4.朝の隙間から落ちてきたもの

 

 

 

 

 

 有利は義理堅い日本人だ。

 自分が日本人であることを誇りに思っているし、謙虚と義理人情を重んじる日本の風習を好ましいと考えている。

 有利にとって、受け取った恩は返さなければならないものだ。

 

 というわけで、今、有利は人探し中だった。

 もちろんターゲットは先日、日本食欠乏症に陥っていた有利を救ってくれたあのイギリス人だ。本当はあの夕食のあとにすぐに探そうと思っていたのだが、何やらこの名門であるはずのパブリックスクールを狙っている輩がいるとかで、コンラートとヴォルフラムに早々に部屋に帰されたために実行できなかった。

 

 夕食時に部屋に戻ったほうが良いといわれたので、夜は危険、ということか。

 

 そう解釈した有利は朝早くに寮を出て、夕食時まで空いた時間を見つけては彼を探し回っているのだが。

 

「ま、そう簡単に見つかるわけないよな〜。なんてったって金髪碧眼の国だからな、ここ」

 

あーあとぼやきながら中庭を行く彼は、ほとんど人がいない朝の時間はなおさら人探しに向かないというのをどうやら気づいていないようだ。

 

「まあでも気持ち良いからいーや」

 

散歩散歩〜と、てくてくと鼻歌なんて歌いながら朝の露がまだ乾いていない木々の合間や草の上を進んでいく。

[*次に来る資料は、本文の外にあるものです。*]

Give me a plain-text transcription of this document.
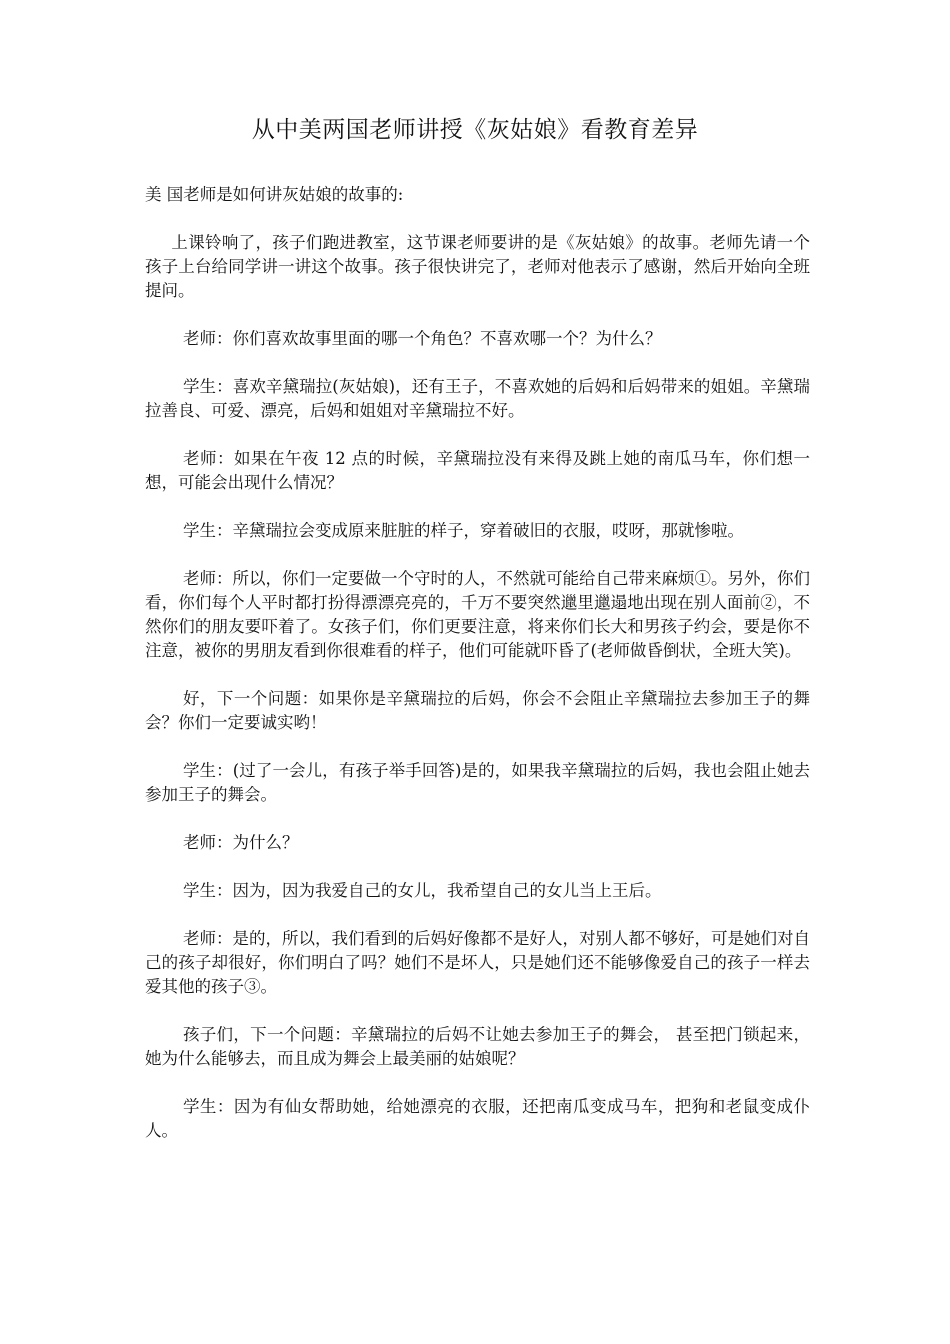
从中美两国老师讲授《灰姑娘》看教育差异

美 国老师是如何讲灰姑娘的故事的:

上课铃响了，孩子们跑进教室，这节课老师要讲的是《灰姑娘》的故事。老师先请一个孩子上台给同学讲一讲这个故事。孩子很快讲完了，老师对他表示了感谢，然后开始向全班提问。

老师：你们喜欢故事里面的哪一个角色？不喜欢哪一个？为什么？

学生：喜欢辛黛瑞拉(灰姑娘)，还有王子，不喜欢她的后妈和后妈带来的姐姐。辛黛瑞拉善良、可爱、漂亮，后妈和姐姐对辛黛瑞拉不好。

老师：如果在午夜 12 点的时候，辛黛瑞拉没有来得及跳上她的南瓜马车，你们想一想，可能会出现什么情况？

学生：辛黛瑞拉会变成原来脏脏的样子，穿着破旧的衣服，哎呀，那就惨啦。

老师：所以，你们一定要做一个守时的人，不然就可能给自己带来麻烦①。另外，你们看，你们每个人平时都打扮得漂漂亮亮的，千万不要突然邋里邋遢地出现在别人面前②，不然你们的朋友要吓着了。女孩子们，你们更要注意，将来你们长大和男孩子约会，要是你不注意，被你的男朋友看到你很难看的样子，他们可能就吓昏了(老师做昏倒状，全班大笑)。

好，下一个问题：如果你是辛黛瑞拉的后妈，你会不会阻止辛黛瑞拉去参加王子的舞会？你们一定要诚实哟！

学生：(过了一会儿，有孩子举手回答)是的，如果我辛黛瑞拉的后妈，我也会阻止她去参加王子的舞会。

老师：为什么？

学生：因为，因为我爱自己的女儿，我希望自己的女儿当上王后。

老师：是的，所以，我们看到的后妈好像都不是好人，对别人都不够好，可是她们对自己的孩子却很好，你们明白了吗？她们不是坏人，只是她们还不能够像爱自己的孩子一样去爱其他的孩子③。

孩子们，下一个问题：辛黛瑞拉的后妈不让她去参加王子的舞会， 甚至把门锁起来，她为什么能够去，而且成为舞会上最美丽的姑娘呢？

学生：因为有仙女帮助她，给她漂亮的衣服，还把南瓜变成马车，把狗和老鼠变成仆人。
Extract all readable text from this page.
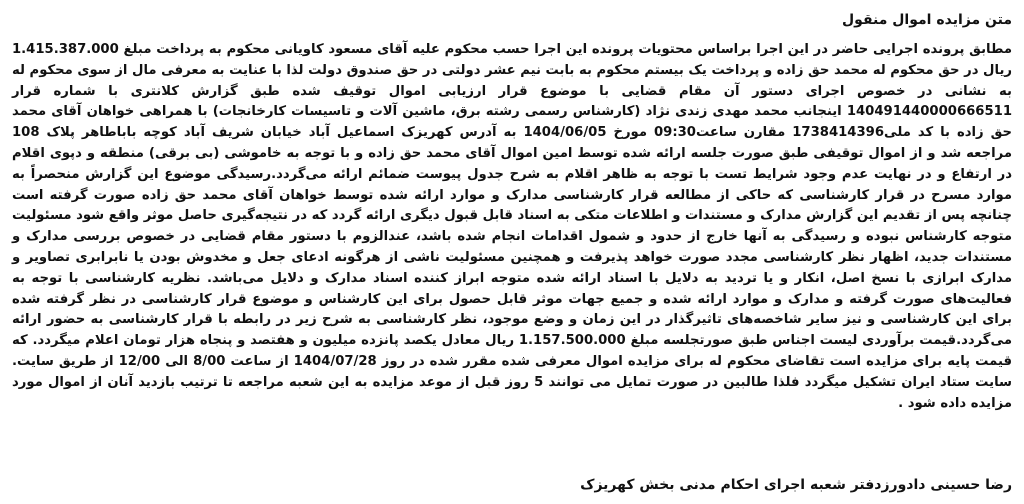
متن مزایده اموال منقول

مطابق پرونده اجرایی حاضر در این اجرا براساس محتویات پرونده این اجرا حسب محکوم علیه آقای مسعود کاویانی محکوم به پرداخت مبلغ 1.415.387.000 ریال در حق محکوم له محمد حق زاده و پرداخت یک بیستم محکوم به بابت نیم عشر دولتی در حق صندوق دولت لذا با عنایت به معرفی مال از سوی محکوم له به نشانی در خصوص اجرای دستور آن مقام قضایی با موضوع قرار ارزیابی اموال توقیف شده طبق گزارش کلانتری با شماره قرار 140491440000666511 اینجانب محمد مهدی زندی نژاد (کارشناس رسمی رشته برق، ماشین آلات و تاسیسات کارخانجات) با همراهی خواهان آقای محمد حق زاده با کد ملی1738414396 مقارن ساعت09:30 مورخ 1404/06/05 به آدرس کهریزک اسماعیل آباد خیابان شریف آباد کوچه باباطاهر پلاک 108 مراجعه شد و از اموال توقیفی طبق صورت جلسه ارائه شده توسط امین اموال آقای محمد حق زاده و با توجه به خاموشی (بی برقی) منطقه و دپوی اقلام در ارتفاع و در نهایت عدم وجود شرایط تست با توجه به ظاهر اقلام به شرح جدول پیوست ضمائم ارائه می‌گردد.رسیدگی موضوع این گزارش منحصراً به موارد مسرح در قرار کارشناسی که حاکی از مطالعه قرار کارشناسی مدارک و موارد ارائه شده توسط خواهان آقای محمد حق زاده صورت گرفته است چنانچه پس از تقدیم این گزارش مدارک و مستندات و اطلاعات متکی به اسناد قابل قبول دیگری ارائه گردد که در نتیجه‌گیری حاصل موثر واقع شود مسئولیت متوجه کارشناس نبوده و رسیدگی به آنها خارج از حدود و شمول اقدامات انجام شده باشد، عندالزوم با دستور مقام قضایی در خصوص بررسی مدارک و مستندات جدید، اظهار نظر کارشناسی مجدد صورت خواهد پذیرفت و همچنین مسئولیت ناشی از هرگونه ادعای جعل و مخدوش بودن یا نابرابری تصاویر و مدارک ابرازی با نسخ اصل، انکار و یا تردید به دلایل با اسناد ارائه شده متوجه ابراز کننده اسناد مدارک و دلایل می‌باشد. نظریه کارشناسی با توجه به فعالیت‌های صورت گرفته و مدارک و موارد ارائه شده و جمیع جهات موثر قابل حصول برای این کارشناس و موضوع قرار کارشناسی در نظر گرفته شده برای این کارشناسی و نیز سایر شاخصه‌های تاثیرگذار در این زمان و وضع موجود، نظر کارشناسی به شرح زیر در رابطه با قرار کارشناسی به حضور ارائه می‌گردد.قیمت برآوردی لیست اجناس طبق صورتجلسه مبلغ 1.157.500.000 ریال معادل یکصد پانزده میلیون و هفتصد و پنجاه هزار تومان اعلام میگردد. که قیمت پایه برای مزایده است تقاضای محکوم له برای مزایده اموال معرفی شده مقرر شده در روز 1404/07/28 از ساعت 8/00 الی 12/00 از طریق سایت. سایت ستاد ایران تشکیل میگردد فلذا طالبین در صورت تمایل می توانند 5 روز قبل از موعد مزایده به این شعبه مراجعه تا ترتیب بازدید آنان از اموال مورد مزایده داده شود .

رضا حسینی دادورزدفتر شعبه اجرای احکام مدنی بخش کهریزک
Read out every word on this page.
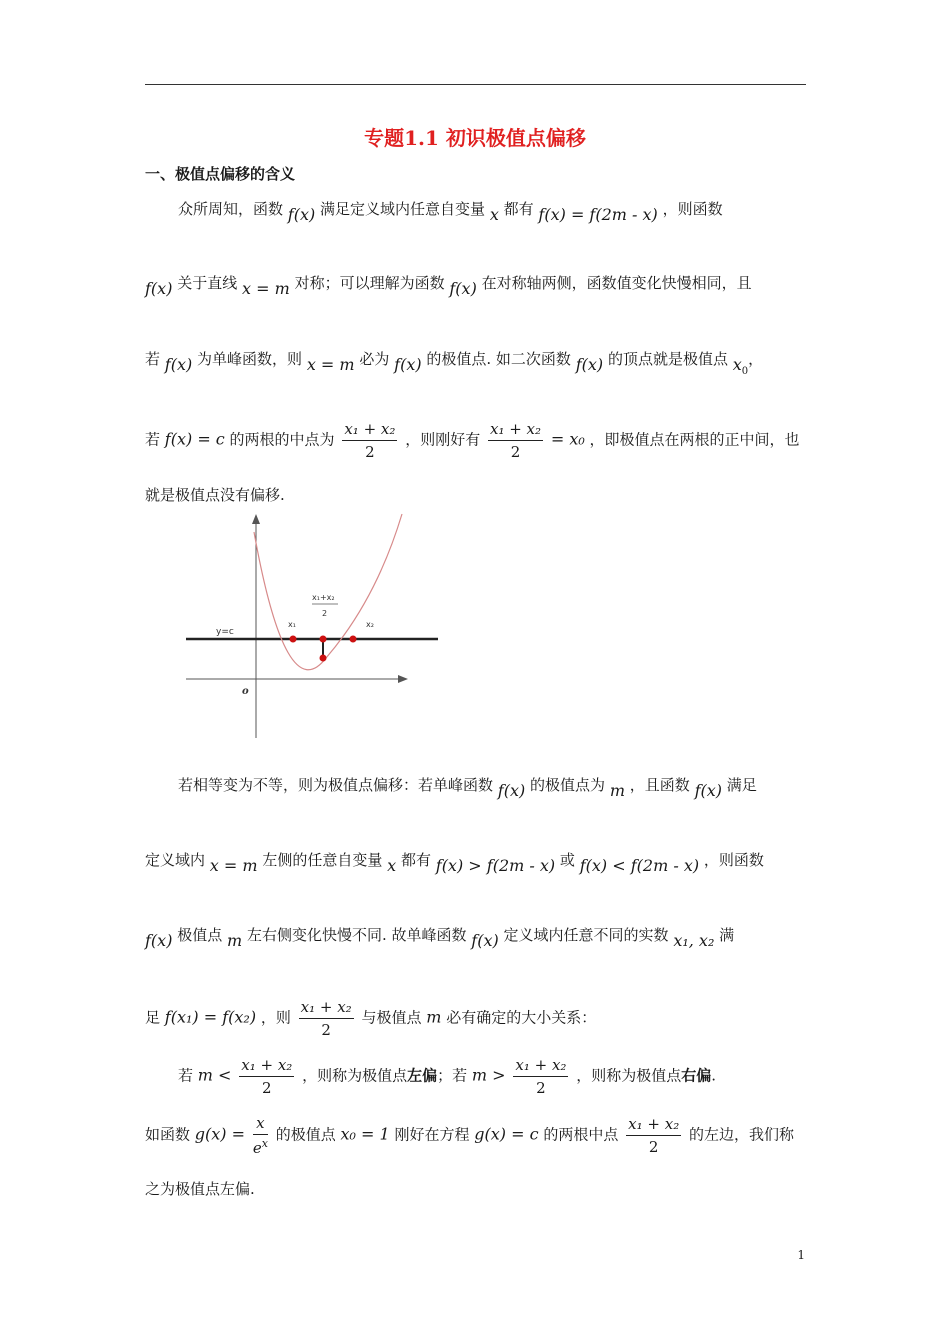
专题1.1 初识极值点偏移
一、极值点偏移的含义
众所周知，函数 f(x) 满足定义域内任意自变量 x 都有 f(x) = f(2m - x) ，则函数
f(x) 关于直线 x = m 对称；可以理解为函数 f(x) 在对称轴两侧，函数值变化快慢相同，且
若 f(x) 为单峰函数，则 x = m 必为 f(x) 的极值点. 如二次函数 f(x) 的顶点就是极值点 $x_0$，
若 f(x) = c 的两根的中点为 $\frac{\text{x₁ + x₂}}{2}$ ，则刚好有 $\frac{\text{x₁ + x₂}}{2} = x_0$ ，即极值点在两根的正中间，也
就是极值点没有偏移.
y=c
x₁	x₂
x₁+x₂
2
o
若相等变为不等，则为极值点偏移：若单峰函数 f(x) 的极值点为 m ，且函数 f(x) 满足
定义域内 x = m 左侧的任意自变量 x 都有 f(x) > f(2m - x) 或 f(x) < f(2m - x) ，则函数
f(x) 极值点 m 左右侧变化快慢不同. 故单峰函数 f(x) 定义域内任意不同的实数 x₁, x₂ 满
足 f(x₁) = f(x₂) ，则 $\frac{\text{x₁ + x₂}}{2}$ 与极值点 m 必有确定的大小关系：
若 $m < \frac{\text{x₁ + x₂}}{2}$ ，则称为极值点左偏；若 $m > \frac{\text{x₁ + x₂}}{2}$ ，则称为极值点右偏.
如函数 $g(x) = \frac{x}{e^x}$ 的极值点 x₀ = 1 刚好在方程 g(x) = c 的两根中点 $\frac{\text{x₁ + x₂}}{2}$ 的左边，我们称
之为极值点左偏.
1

 右手には由緒正しいバロック調の荘厳な校舎が続いており、左手からはその高い建物に覆いかぶさるように伸びるこちらも古い大木から伸びる無数の木々が、朝露を含んだ葉をたわわに茂らせている。

 確かに朝の散歩にはもってこいの場所で、有利の朝の探索はもうほとんど目的が変わっているも同然だった。

 

「っくああー」

 

うん、と両腕を頭の後ろで交差させる。地面に茂る草が水気を含んでいなければ、寝転がってひと眠りするところだ、と有利が思ったときだった。

 

 不意に影が差した。

 

「え?!」

 

と、思って覚えず顔を上げた瞬間、目の前が真っ黒になった。

 

「ええ?!」

「しっ」

 

驚きに声を上げるその真上で何やら声が振ってきたと思ったら次の瞬間には、真っ黒の二つの目玉が文字通り目の前に現れて有利は息を飲む。決して発された言葉の意味を理解している訳ではなかったけれど、有利は彼の思惑通り口を閉じた。

 

 その動きがスローモーションに見えた理由は分からない。

 目と鼻の先に、有利にとっては懐かしい、故郷を感じさせる顔が現れて、有利の唇に指を一本置いた。それにどきりとする暇もなく口を閉じたとたん指先は離れ、突然現れた少年は落下を止めた。

 地面に降り立ったのだとすぐには理解できないほど見事な着地だった。

 

「え、と」

「まいったなー。まさか人がいるなんて思わなかった」

 

どぎまぎする有利に彼は困ったようにひとりごちてから固まっている相手に声をかける。

 

「ごめんね、人が下にいるとは知らなくて。びっくりした?」

「え、や、まあ」

 

―――ていうか。

 

「お前、どこから…」

 

目を白黒させながらも至極もっともな意見を口にする有利に、目の前の少年はちょっと顔色を変えて、けれどすぐににこりと笑った。

 

「うーん、困っちゃうくらい的確な質問だね。まあしょうがないか、僕のミスだ。上だよ」

「うえ?」

 

彼が指差した先には、有利もよく知る大きくて古くて、そして少なくとも十数メートル先までは窓がない、校舎の壁が広がっていた。